De la même manière, l’influence des Occidentaux décline chez les opposants. « Nous nous souviendrons de qui nous a aidés et qui nous a laissé sans moyen face au régime d’Assad ». La phrase rapportée par le sénateur américain John McCain inquiète les partisans d’une action plus vigoureuse des Etats-Unis, qu’ils se recrutent chez les néoconservateurs ou chez les libéraux internationalistes. Tous regrettent la prudence du président Obama qui n’a pas envie de se voir impliquer dans une nouvelle guerre, après l’Irak et l’Afghanistan.

Les plus militants comme John McCain ne réclament pas une intervention avec des boots on the ground mais des actions visant à empêcher l’aviation du régime de bombarder les populations civiles, soit en la clouant au sol par quelques tirs de missiles de croisière, soit en utilisant les Patriots basés en Turquie. En déclarant que le recours à des armes chimiques représente une « ligne rouge », le président Obama a « tracé une ligne verte pour tout le reste », a regretté le sénateur. Quant à Sergueï Lavrov, il n’est pas inquiet pour les armes chimiques tant qu’elles sont en de bonnes mains, c’est-à-dire contrôlées par Assad. Ce qui serait dangereux, c’est qu’elles tombent dans les mains de l’opposition, a-t-il dit…

Ministre des affaires étrangères turc, Ahmed Davutoglu, est ressorti de sept heures d’entretien avec Bachar el-Assad en août 2011 avec la conviction que toute tentative de dialogue avec le dictateur est une « illusion ». On ne peut renvoyer dos à dos le régime et l’opposition.

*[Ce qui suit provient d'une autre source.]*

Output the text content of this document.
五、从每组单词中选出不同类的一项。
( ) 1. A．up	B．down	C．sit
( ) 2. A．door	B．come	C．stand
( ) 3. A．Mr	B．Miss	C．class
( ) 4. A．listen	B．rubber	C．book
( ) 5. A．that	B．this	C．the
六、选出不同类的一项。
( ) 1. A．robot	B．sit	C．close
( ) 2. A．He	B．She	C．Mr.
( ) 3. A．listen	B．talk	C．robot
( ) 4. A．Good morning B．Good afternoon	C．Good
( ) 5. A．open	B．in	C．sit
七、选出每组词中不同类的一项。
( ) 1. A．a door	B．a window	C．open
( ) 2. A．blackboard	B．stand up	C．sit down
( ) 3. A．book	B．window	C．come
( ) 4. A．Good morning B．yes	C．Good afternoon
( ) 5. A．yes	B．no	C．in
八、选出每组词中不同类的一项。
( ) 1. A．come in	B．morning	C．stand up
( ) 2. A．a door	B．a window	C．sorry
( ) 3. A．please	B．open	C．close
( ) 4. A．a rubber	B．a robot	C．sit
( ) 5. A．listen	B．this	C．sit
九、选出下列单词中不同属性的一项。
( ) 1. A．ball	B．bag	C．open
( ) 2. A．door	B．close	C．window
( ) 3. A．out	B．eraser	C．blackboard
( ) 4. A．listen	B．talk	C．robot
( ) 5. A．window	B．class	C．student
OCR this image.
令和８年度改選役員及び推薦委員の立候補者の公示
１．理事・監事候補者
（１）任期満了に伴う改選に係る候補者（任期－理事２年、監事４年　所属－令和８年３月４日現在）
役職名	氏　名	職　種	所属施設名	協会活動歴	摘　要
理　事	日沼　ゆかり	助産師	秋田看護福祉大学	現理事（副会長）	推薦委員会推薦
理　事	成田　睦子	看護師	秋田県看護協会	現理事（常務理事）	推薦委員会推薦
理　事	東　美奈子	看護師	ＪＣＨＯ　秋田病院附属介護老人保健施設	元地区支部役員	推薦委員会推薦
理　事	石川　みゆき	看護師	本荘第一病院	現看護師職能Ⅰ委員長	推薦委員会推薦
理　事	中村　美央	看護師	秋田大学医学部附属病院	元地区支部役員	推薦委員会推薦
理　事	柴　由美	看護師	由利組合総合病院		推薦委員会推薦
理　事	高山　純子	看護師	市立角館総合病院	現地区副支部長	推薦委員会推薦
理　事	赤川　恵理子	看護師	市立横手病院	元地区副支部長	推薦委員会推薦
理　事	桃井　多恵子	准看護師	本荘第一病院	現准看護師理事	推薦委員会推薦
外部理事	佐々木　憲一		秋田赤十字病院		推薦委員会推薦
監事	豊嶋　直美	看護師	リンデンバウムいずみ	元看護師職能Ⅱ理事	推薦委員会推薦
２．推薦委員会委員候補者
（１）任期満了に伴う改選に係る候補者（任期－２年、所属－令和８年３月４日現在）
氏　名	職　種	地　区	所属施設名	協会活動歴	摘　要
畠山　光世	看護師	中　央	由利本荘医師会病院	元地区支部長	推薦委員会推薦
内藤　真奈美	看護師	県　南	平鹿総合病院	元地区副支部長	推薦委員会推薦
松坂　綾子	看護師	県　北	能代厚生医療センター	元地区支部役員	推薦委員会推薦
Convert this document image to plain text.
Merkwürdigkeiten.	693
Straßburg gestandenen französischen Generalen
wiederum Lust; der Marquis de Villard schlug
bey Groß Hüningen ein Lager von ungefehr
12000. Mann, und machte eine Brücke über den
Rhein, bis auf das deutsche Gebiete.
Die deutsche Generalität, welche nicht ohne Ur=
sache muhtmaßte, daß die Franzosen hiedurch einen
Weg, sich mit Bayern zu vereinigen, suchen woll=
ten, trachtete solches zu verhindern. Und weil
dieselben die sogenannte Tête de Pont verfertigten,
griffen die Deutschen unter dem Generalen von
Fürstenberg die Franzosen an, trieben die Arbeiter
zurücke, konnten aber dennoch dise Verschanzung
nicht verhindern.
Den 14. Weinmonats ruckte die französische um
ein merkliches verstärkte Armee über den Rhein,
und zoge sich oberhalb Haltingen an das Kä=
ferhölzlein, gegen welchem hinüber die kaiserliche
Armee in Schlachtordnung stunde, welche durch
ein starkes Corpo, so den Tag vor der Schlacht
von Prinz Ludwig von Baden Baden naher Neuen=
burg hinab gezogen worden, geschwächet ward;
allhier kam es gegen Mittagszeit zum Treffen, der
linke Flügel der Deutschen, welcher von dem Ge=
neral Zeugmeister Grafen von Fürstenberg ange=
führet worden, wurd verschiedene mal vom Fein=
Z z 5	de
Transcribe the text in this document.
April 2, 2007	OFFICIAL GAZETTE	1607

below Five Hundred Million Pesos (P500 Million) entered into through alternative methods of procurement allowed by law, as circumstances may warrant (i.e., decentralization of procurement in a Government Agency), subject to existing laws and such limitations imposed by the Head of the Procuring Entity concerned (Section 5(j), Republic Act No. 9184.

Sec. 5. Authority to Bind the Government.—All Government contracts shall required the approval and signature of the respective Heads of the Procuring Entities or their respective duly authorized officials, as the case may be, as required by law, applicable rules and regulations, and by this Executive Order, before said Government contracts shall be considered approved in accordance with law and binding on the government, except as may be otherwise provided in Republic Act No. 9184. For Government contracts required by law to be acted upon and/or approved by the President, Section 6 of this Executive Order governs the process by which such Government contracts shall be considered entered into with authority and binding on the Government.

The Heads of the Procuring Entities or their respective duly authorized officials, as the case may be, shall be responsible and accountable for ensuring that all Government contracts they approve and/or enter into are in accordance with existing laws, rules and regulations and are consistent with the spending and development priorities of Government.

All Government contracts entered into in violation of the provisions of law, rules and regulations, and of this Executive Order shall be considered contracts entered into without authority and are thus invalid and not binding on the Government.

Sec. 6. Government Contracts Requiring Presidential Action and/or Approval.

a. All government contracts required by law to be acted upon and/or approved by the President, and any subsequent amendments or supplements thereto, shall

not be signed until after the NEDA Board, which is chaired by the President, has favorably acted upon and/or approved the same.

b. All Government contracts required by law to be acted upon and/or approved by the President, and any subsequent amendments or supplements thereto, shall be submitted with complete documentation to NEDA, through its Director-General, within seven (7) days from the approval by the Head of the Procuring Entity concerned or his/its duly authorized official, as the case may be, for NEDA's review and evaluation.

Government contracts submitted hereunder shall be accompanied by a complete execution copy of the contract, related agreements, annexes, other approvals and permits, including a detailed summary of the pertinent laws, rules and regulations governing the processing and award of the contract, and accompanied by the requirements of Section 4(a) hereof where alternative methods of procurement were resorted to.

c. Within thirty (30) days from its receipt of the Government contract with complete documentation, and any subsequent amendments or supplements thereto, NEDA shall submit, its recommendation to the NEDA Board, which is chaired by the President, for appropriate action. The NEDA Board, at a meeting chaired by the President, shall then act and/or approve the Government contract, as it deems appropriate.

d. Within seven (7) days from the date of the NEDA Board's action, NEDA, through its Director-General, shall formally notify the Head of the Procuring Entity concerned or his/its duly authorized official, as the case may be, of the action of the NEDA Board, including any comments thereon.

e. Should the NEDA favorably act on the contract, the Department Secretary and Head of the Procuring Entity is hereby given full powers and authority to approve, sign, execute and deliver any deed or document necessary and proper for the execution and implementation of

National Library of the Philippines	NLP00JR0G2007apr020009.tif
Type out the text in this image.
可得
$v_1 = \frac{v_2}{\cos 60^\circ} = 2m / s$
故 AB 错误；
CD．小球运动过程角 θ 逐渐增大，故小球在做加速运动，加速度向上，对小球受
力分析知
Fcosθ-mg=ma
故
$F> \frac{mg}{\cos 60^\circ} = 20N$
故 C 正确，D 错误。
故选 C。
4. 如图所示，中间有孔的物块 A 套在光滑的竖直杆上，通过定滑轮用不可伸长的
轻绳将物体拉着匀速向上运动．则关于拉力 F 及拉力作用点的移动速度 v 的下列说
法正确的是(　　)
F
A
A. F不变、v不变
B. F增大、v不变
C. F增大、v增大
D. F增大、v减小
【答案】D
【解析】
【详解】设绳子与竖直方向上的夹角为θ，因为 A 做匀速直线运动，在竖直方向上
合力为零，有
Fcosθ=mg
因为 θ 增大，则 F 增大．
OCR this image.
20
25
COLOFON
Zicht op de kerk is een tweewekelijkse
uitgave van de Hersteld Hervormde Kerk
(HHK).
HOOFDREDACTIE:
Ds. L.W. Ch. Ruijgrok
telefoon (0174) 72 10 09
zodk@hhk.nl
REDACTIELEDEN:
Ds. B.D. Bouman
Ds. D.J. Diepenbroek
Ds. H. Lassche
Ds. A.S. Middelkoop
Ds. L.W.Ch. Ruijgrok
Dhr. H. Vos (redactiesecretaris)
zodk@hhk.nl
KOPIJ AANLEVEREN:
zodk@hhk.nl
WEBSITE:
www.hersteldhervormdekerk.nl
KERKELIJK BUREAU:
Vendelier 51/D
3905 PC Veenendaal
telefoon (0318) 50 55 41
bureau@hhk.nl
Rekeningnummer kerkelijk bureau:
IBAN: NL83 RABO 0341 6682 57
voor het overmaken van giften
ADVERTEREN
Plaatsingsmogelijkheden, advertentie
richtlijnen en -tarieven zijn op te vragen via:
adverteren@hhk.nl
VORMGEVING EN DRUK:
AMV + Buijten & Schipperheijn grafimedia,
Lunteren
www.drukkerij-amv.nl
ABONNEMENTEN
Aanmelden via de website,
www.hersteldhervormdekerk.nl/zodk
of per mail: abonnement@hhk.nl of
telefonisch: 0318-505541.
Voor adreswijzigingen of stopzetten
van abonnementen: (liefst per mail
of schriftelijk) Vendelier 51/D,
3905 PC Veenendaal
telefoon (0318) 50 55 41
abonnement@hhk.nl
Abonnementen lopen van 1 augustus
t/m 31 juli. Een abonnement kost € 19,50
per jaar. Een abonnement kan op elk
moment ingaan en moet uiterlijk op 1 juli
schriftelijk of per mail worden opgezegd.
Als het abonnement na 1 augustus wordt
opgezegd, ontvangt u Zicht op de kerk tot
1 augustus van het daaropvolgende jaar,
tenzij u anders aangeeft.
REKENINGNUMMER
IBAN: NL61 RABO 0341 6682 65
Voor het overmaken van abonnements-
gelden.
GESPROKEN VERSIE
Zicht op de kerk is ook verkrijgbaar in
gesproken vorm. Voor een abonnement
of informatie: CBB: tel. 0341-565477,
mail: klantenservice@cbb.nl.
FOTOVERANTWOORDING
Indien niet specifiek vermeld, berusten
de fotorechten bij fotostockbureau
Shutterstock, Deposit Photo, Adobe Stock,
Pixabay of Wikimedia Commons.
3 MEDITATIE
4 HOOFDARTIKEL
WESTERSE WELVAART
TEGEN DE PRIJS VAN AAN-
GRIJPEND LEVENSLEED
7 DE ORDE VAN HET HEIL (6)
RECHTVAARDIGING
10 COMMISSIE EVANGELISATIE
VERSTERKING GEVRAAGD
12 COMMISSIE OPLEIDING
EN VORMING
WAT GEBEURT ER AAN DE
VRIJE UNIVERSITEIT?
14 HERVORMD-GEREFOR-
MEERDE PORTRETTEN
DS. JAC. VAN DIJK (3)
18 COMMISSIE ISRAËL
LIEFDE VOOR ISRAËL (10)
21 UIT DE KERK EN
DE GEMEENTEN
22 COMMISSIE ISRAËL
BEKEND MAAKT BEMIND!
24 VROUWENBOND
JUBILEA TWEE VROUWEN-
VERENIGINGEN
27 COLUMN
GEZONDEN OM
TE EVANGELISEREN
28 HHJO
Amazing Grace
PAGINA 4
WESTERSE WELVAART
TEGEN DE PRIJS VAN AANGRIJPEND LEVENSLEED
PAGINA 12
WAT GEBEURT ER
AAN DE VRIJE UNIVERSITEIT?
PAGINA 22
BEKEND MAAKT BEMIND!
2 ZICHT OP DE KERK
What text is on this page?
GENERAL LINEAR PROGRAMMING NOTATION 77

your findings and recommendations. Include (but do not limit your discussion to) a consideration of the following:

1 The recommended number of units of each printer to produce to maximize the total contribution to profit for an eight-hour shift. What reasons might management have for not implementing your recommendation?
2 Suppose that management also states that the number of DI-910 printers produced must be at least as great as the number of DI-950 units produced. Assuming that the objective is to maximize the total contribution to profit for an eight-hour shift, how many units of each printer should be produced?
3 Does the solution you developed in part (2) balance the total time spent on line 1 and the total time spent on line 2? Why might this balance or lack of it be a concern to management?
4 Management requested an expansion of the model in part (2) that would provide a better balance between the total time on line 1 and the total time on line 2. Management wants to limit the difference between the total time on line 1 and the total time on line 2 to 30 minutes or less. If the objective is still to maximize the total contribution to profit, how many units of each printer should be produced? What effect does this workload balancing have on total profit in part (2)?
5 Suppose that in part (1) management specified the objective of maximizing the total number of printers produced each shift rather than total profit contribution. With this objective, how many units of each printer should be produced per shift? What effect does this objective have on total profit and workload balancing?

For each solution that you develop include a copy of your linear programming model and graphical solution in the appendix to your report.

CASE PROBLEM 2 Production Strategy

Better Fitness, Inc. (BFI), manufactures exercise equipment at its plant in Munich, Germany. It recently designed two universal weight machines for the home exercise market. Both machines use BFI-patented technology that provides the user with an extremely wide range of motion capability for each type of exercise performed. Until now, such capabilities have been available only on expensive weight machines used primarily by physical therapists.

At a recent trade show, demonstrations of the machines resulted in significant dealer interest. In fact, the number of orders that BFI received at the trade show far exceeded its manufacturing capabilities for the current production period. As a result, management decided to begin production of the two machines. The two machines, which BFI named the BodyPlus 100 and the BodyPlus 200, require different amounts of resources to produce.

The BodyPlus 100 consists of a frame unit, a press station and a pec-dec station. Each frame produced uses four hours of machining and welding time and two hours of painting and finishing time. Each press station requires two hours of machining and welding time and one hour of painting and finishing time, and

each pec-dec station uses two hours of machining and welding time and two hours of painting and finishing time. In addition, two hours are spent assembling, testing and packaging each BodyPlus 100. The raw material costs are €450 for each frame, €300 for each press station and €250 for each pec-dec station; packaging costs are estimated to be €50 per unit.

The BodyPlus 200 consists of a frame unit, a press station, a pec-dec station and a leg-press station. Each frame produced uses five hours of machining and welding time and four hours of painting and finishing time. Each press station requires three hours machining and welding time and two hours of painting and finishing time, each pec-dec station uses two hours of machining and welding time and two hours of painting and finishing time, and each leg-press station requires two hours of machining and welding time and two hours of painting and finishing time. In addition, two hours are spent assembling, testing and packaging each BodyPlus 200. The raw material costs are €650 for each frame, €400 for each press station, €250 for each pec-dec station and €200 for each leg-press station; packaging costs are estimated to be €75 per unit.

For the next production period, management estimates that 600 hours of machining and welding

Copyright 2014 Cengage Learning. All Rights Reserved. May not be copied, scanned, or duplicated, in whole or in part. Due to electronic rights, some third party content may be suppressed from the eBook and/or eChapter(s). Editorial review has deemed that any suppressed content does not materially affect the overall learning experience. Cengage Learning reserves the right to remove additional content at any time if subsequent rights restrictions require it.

Qui possède des avions pour bombarder les villes ? a-t-il demandé. Les responsables des crimes doivent être nommés. La Turquie, qui accueille déjà un grand nombre de réfugiés syriens, est prête à faire plus mais elle ne veut agir que dans la légalité internationale. Une zone d’interdiction aérienne ou des zones tampons sécurisées ne peuvent être décidées que par le Conseil de sécurité de l’ONU, a a insisté Ahmed Davutoglu : ceux qui nous poussent à agir sans le soutien de l’ONU seraient les premiers à nous critiquer si nous le faisions.

John McCain a enfoncé le clou : nous, les Occidentaux, sommes en train de perdre la confiance du peuple syrien et de laisser pourrir un conflit qui nourrit de nouvelles générations de djihadistes. Personne aux Etats-Unis, y compris dans l’administration Obama, ne croit que la politique actuelle peut réussir, mais personne n’a le courage d’en mettre une autre en œuvre. Il faut en finir avec le waiting from behind.